Below is an example of a successful operation:

#: let’s test the auto_rejoin now as we will back up with

#: the server we put down on the failover exercise
[root@box01 ~]# maxadmin list servers
Servers.
-------------------+-----------------+-------+-------------+--------------------
Server             | Address         | Port  | Connections | Status
-------------------+-----------------+-------+-------------+--------------------
prod_mariadb01     | 192.168.50.12   |  3306 |           0 | Master, Running
prod_mariadb02     | 192.168.50.13   |  3306 |           0 | Down
-------------------+-----------------+-------+-------------+--------------------

#: what Maxscale logs says, default location /var/log/maxscale/maxscale.log
2018-01-12 20:22:43   notice : Server changed state: prod_mariadb02[192.168.50.13:3306]: server_up. [Down] -> [Running]
2018-01-12 20:22:43   notice : [mariadbmon] Directing standalone server 'prod_mariadb02' to replicate from 'prod_mariadb01'.
2018-01-12 20:22:43   notice : [mariadbmon] 1 server(s) redirected or rejoined the cluster.
2018-01-12 20:22:44   notice : Server changed state: prod_mariadb02[192.168.50.13:3306]: new_slave. [Running] -> [Slave, Running]

Above, the server backend prod_master02 has returned and was joined to the cluster as a slave of the current master.

#: checking the server's status
[root@box01 ~]# maxadmin list servers
Servers.
-------------------+-----------------+-------+-------------+--------------------
Server             | Address         | Port  | Connections | Status
-------------------+-----------------+-------+-------------+--------------------
prod_mariadb01     | 192.168.50.12   |  3306 |           0 | Master, Running
prod_mariadb02     | 192.168.50.13   |  3306 |           0 | Slave, Running
-------------------+-----------------+-------+-------------+--------------------

Additional Comments

If you omit the replication_user and the replication_password on the monitor configurations, the username and password used by the monitor to check the current state of the backends will be used instead.

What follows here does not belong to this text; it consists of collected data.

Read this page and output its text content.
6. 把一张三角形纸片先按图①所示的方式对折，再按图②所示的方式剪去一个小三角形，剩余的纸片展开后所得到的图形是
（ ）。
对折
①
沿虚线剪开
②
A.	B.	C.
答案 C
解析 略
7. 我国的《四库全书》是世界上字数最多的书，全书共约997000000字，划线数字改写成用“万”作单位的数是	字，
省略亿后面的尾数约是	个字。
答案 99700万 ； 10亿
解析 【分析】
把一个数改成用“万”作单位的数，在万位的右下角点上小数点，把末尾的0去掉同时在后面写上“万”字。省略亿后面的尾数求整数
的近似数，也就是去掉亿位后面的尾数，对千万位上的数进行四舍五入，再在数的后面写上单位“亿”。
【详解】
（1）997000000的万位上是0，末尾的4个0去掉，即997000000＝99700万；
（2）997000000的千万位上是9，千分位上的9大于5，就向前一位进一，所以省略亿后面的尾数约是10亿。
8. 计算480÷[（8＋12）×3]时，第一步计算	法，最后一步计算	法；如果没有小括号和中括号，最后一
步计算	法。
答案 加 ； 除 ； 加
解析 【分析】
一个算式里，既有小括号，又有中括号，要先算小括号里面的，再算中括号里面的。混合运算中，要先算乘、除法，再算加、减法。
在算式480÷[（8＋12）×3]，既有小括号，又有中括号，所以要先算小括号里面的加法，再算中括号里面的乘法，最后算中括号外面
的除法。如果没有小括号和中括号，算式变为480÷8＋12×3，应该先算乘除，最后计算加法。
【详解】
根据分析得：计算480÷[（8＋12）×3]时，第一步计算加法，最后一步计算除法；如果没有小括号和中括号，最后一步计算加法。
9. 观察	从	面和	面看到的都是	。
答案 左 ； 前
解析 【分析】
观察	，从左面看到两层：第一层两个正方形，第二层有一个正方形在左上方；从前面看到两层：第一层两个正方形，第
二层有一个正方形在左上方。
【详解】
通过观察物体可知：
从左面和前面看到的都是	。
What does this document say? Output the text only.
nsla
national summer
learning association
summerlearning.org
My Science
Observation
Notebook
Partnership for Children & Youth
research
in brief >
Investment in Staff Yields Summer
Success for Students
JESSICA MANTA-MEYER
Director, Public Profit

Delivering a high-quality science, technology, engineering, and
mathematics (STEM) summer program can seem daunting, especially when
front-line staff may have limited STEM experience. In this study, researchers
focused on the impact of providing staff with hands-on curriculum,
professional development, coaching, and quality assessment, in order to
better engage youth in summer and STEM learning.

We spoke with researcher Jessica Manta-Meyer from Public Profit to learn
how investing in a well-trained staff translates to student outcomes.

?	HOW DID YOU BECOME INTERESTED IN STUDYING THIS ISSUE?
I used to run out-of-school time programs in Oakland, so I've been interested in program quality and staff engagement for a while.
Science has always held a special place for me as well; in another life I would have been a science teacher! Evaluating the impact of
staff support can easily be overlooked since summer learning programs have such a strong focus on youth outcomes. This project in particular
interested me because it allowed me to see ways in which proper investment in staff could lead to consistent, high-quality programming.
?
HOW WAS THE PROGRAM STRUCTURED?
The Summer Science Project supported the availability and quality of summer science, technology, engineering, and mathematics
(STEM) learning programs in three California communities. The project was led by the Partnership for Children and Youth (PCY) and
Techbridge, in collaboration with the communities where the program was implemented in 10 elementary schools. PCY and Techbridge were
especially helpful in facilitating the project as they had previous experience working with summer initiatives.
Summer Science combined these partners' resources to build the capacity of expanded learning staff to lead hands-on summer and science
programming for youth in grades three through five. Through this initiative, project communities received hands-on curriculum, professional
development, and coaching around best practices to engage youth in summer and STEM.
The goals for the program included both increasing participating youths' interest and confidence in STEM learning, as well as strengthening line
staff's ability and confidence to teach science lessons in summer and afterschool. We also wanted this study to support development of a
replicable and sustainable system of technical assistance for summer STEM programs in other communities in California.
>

In this case the monitor user should have, in addition to its normal rights, the ability to connect among the backends as well. Usually the user for MariaDBMon is restricted to connections only from the MaxScale host.
If you use an encrypted password for the monitor user, the replication_password should be encrypted as well. Otherwise, the CHANGE MASTER TO query will fail.
MariaDB Servers forming a cluster should be configured with gtid_strict_mode enabled to make sure databases have the same binary log order among the instances.